Question

CaCO3 + 2HCl → CaCl2 + CO2 + H2OHow many grams of CO2 are produced if 11.7 g of HCl react?

Answer 1

To answer this, we will need:

1: convert the mass of HCl to number of moles of HCl;

2: make the stoichimetry to see the corresponding number of moles of CO₂;

3: convert the number of moles of CO₂ to mass.

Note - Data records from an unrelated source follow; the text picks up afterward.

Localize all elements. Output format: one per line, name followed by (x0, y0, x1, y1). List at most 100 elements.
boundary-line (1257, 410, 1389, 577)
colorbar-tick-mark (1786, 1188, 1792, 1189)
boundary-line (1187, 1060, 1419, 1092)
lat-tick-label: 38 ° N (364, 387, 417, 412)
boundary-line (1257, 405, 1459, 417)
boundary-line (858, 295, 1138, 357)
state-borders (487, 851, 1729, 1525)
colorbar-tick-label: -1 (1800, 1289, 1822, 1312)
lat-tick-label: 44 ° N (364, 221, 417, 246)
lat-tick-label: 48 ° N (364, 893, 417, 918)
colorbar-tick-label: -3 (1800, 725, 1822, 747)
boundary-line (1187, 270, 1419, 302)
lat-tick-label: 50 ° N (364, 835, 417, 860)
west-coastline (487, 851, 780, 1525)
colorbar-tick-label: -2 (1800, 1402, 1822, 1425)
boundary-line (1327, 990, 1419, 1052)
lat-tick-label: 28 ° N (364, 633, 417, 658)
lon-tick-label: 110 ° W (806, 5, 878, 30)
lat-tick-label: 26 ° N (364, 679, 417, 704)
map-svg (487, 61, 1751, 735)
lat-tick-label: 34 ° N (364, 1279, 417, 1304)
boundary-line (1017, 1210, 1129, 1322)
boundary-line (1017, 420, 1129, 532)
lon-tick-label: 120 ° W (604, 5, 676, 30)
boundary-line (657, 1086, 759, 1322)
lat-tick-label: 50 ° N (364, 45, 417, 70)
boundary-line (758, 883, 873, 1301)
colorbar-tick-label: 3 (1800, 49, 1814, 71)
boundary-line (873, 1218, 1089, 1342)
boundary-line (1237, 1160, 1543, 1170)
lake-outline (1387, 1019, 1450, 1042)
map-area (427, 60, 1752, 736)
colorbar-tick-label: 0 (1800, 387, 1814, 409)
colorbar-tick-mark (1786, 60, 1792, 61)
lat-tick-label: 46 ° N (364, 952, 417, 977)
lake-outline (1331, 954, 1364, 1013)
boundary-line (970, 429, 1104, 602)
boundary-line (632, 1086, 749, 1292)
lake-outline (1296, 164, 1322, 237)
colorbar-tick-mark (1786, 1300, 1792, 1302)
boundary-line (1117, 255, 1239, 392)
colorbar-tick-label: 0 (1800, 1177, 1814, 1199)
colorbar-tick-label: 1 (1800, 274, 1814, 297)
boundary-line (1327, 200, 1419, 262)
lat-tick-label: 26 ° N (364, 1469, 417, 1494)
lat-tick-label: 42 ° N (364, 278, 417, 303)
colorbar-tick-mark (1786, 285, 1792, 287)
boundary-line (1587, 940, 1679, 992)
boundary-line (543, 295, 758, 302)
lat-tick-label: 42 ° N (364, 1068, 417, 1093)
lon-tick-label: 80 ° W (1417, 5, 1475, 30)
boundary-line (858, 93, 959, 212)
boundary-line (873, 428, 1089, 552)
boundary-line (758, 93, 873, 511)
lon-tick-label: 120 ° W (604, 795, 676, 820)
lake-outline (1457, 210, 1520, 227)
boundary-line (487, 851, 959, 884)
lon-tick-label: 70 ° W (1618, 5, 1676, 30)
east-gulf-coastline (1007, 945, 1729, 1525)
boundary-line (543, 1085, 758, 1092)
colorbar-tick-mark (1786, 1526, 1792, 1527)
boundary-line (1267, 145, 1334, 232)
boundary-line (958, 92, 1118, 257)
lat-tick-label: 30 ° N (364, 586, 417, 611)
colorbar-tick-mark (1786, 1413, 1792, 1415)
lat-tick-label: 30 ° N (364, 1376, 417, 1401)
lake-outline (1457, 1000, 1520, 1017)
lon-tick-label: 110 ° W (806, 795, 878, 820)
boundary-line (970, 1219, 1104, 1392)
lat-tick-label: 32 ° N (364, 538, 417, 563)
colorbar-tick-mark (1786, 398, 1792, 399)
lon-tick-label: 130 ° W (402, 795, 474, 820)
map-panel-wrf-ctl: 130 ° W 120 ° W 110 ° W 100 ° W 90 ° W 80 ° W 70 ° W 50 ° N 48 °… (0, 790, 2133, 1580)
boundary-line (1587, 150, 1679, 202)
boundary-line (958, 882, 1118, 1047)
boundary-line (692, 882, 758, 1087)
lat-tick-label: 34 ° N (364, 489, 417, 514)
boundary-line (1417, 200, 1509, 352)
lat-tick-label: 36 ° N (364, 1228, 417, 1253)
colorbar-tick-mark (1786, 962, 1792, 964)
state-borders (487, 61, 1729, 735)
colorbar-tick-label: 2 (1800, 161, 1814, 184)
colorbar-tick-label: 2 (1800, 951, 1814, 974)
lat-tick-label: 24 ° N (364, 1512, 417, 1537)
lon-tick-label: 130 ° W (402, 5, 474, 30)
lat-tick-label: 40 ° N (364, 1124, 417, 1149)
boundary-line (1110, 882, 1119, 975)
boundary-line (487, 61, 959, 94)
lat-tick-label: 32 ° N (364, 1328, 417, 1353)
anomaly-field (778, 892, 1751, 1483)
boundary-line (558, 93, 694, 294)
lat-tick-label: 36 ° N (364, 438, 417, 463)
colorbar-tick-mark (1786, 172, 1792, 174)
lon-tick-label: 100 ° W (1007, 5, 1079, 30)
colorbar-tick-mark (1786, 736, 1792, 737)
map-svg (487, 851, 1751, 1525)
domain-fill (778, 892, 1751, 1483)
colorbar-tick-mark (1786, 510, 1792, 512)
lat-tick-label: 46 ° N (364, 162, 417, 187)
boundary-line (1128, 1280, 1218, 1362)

To convert the mass to number of moles, we will use:

`\begin{gathered} M_(HCl)=(m_(HCl))/(n_(HCl)) \\ n_(HCl)=(m_(HCl))/(M_(HCl))_{} \end{gathered}`

The molar mass of HCl can be calculated using the molar masses of its atoms:

`\begin{gathered} M_(HCl)=1\cdot M_H+1\cdot M_(Cl) \\ M_(HCl)=(1\cdot1.00794+1\cdot35.453)g/mol \\ M_(HCl)=(1.00794+35.453)g/mol \\ M_(HCl)=36.46094g/mol \end{gathered}`

So:

`n_(HCl)=(m_(HCl))/(M_(HCl))=(11.7g)/(36.46094g/mol)=0.320891\ldots mol`

Now, the ratio of the number of moles of the components of a reaction has to obey the stoichiometry.

Accouding to the reaction equation, 2 moles of HCl produce 1 mol of CO₂.

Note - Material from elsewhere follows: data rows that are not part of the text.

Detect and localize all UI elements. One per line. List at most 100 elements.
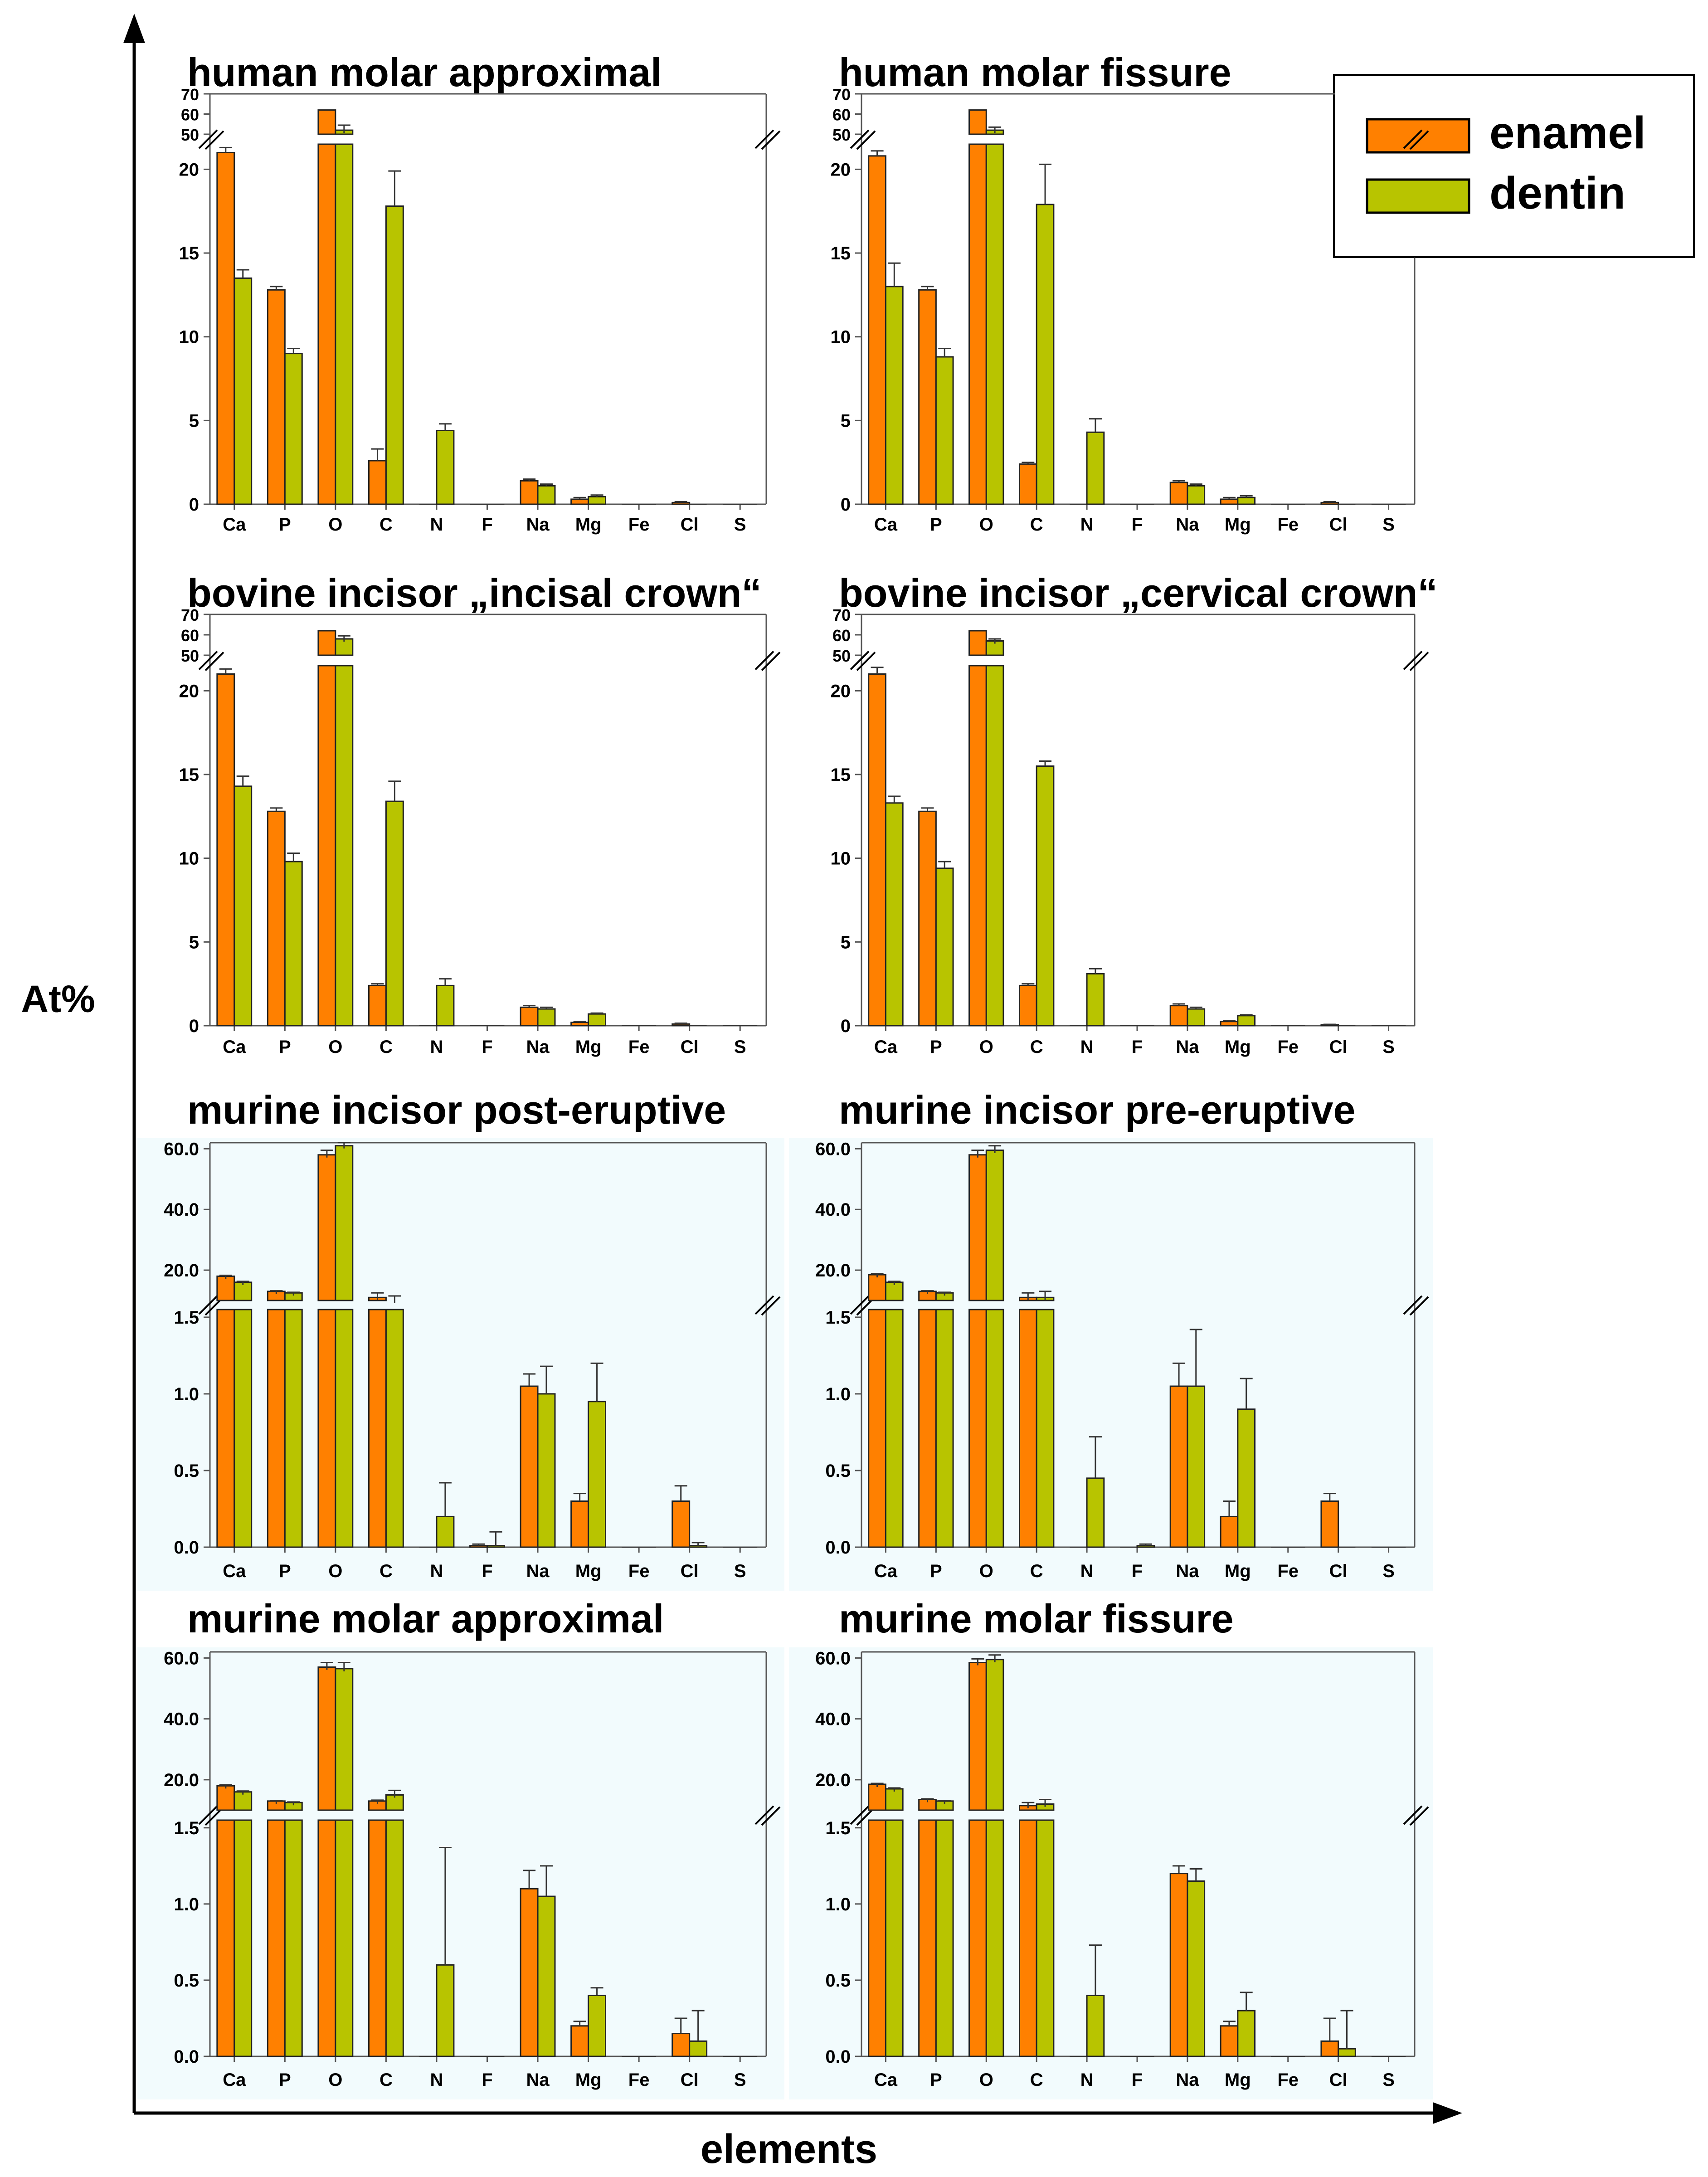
bar-enamel [968, 1661, 987, 1811]
x-tick-label: Na [526, 1037, 550, 1057]
x-tick-label: N [1080, 2070, 1094, 2090]
y-tick-label: 1.5 [825, 1818, 851, 1838]
y-tick-label: 60 [181, 626, 199, 645]
bar-enamel [968, 1819, 987, 2057]
y-tick-label: 70 [832, 85, 851, 104]
x-tick-label: F [1132, 515, 1143, 535]
bar-dentin [985, 1659, 1004, 1811]
bar-enamel [1320, 1500, 1339, 1548]
x-tick-label: F [1132, 1561, 1143, 1581]
chart-panel: human molar approximal 0 5 10 15 20 50 60 70 Ca P O… [179, 50, 781, 535]
axis-break-mark [754, 129, 774, 149]
bar-dentin [234, 1819, 253, 2057]
bar-enamel [918, 1819, 937, 2057]
bar-enamel [317, 1819, 336, 2057]
bar-enamel [1220, 2025, 1239, 2057]
x-tick-label: F [482, 1037, 492, 1057]
y-tick-label: 0.0 [825, 1538, 851, 1558]
axis-break-mark [198, 1295, 218, 1315]
x-tick-label: Ca [223, 1561, 246, 1581]
axis-break-mark [754, 651, 774, 670]
bar-enamel [1169, 1385, 1188, 1548]
x-tick-label: C [380, 1561, 393, 1581]
chart-panel: murine molar fissure 0.0 0.5 1.0 1.5 20.0 40.0… [789, 1596, 1433, 2099]
x-tick-label: O [979, 1037, 993, 1057]
bar-dentin [885, 1281, 904, 1301]
axis-break-mark [1403, 129, 1423, 149]
bar-dentin [1338, 2048, 1356, 2057]
x-tick-label: P [930, 515, 942, 535]
x-tick-label: Mg [1225, 1037, 1251, 1057]
bar-enamel [267, 1309, 286, 1548]
y-tick-label: 40.0 [164, 1200, 199, 1220]
bar-dentin [1187, 1385, 1206, 1548]
bar-enamel [1320, 502, 1339, 505]
x-axis-label: elements [701, 2127, 877, 2172]
bar-enamel [868, 1274, 886, 1301]
bar-dentin [537, 1895, 556, 2057]
y-tick-label: 1.0 [825, 1384, 851, 1404]
bar-enamel [570, 498, 589, 505]
x-tick-label: Cl [681, 515, 699, 535]
x-tick-label: S [1382, 2070, 1395, 2090]
bar-dentin [385, 1819, 404, 2057]
bar-enamel [968, 1154, 987, 1301]
x-tick-label: C [1030, 1037, 1043, 1057]
x-tick-label: N [1080, 1037, 1094, 1057]
bar-enamel [216, 151, 235, 505]
y-tick-label: 0 [841, 495, 851, 515]
y-tick-label: 60 [181, 106, 199, 124]
y-tick-label: 40.0 [815, 1200, 851, 1220]
x-tick-label: O [979, 515, 993, 535]
bar-dentin [335, 665, 354, 1027]
x-tick-label: P [279, 1037, 291, 1057]
bar-enamel [1018, 463, 1037, 505]
bar-dentin [436, 1964, 455, 2057]
y-tick-label: 0 [841, 1016, 851, 1036]
y-tick-label: 10 [179, 849, 200, 869]
bar-enamel [1018, 1309, 1037, 1548]
bar-enamel [918, 810, 937, 1027]
axis-break-mark [856, 652, 876, 671]
legend-label-enamel: enamel [1489, 107, 1646, 158]
y-tick-label: 60 [832, 106, 851, 124]
bar-dentin [935, 1819, 954, 2057]
x-tick-label: S [734, 2070, 746, 2090]
bar-dentin [588, 496, 607, 505]
bar-dentin [1237, 1015, 1256, 1027]
bar-dentin [985, 1309, 1004, 1548]
bar-dentin [1086, 1477, 1105, 1548]
x-tick-label: P [930, 2070, 942, 2090]
x-tick-label: F [482, 515, 492, 535]
axis-break-mark [754, 1805, 774, 1825]
x-tick-label: O [979, 2070, 993, 2090]
x-tick-label: Mg [575, 515, 602, 535]
axis-break-mark [761, 1296, 781, 1316]
bar-dentin [436, 430, 455, 505]
y-tick-label: 0.0 [174, 1538, 199, 1558]
bar-enamel [216, 1785, 235, 1811]
legend-swatch-dentin [1366, 178, 1470, 214]
x-tick-label: Ca [223, 2070, 246, 2090]
legend-box [1333, 74, 1695, 258]
bar-enamel [1169, 1005, 1188, 1027]
bar-dentin [234, 277, 253, 505]
bar-dentin [234, 1281, 253, 1301]
x-tick-label: C [380, 515, 393, 535]
bar-enamel [1220, 1021, 1239, 1027]
axis-break-mark [761, 652, 781, 671]
y-tick-label: 0.5 [825, 1461, 851, 1481]
bar-dentin [335, 143, 354, 505]
x-tick-label: Ca [223, 515, 246, 535]
axis-break-mark [856, 130, 876, 150]
x-tick-label: Cl [1329, 1037, 1348, 1057]
bar-enamel [968, 665, 987, 1027]
x-tick-label: S [734, 515, 746, 535]
y-tick-label: 1.0 [174, 1895, 199, 1914]
bar-enamel [672, 502, 691, 505]
x-tick-label: N [430, 1561, 443, 1581]
bar-enamel [570, 1022, 589, 1027]
bar-dentin [537, 485, 556, 505]
axis-break-mark [850, 1805, 870, 1825]
x-tick-label: C [1030, 2070, 1043, 2090]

Thus, if x is the number of moles of CO₂ produced:

x --- 1 mol CO₂

0.320891... mol HCl --- 2 mol HCl

`\begin{gathered} (x)/(0.320891\ldots mol)=(1)/(2) \\ x=(1)/(2)\cdot0.320891mol \\ x=0.160445\ldots mol \end{gathered}`

Now, we just need to convert the number of moles to mass:

`\begin{gathered} n_(CO_2)=x=0.160445\ldots mol \\ M_{CO_(2)}=\frac{m_(CO_2)}{n_{CO_(2)}} \\ m_(CO_2)=M_(CO_2)\cdot n_{CO_(2)} \end{gathered}`

The molar mass of CO₂ is:

`\begin{gathered} M_(CO_2)=1\cdot M_C+2\cdot M_O \\ M_(CO_2)=(1\cdot12.0107+2\cdot15.9994)g/mol \\ M_(CO_2)=(12.0107+31.9988)g/mol \\ M_(CO_2)=44.0095g/mol \end{gathered}`

So:

`m_(CO_2)=M_(CO_2)\cdot n_(CO_2)=44.0095g/mol\cdot0.160445\ldots mol=7.0611\ldots g\approx7.06g`

Thus, assuming all the HCl react, approximately 7.06 g of CO₂ will be produced.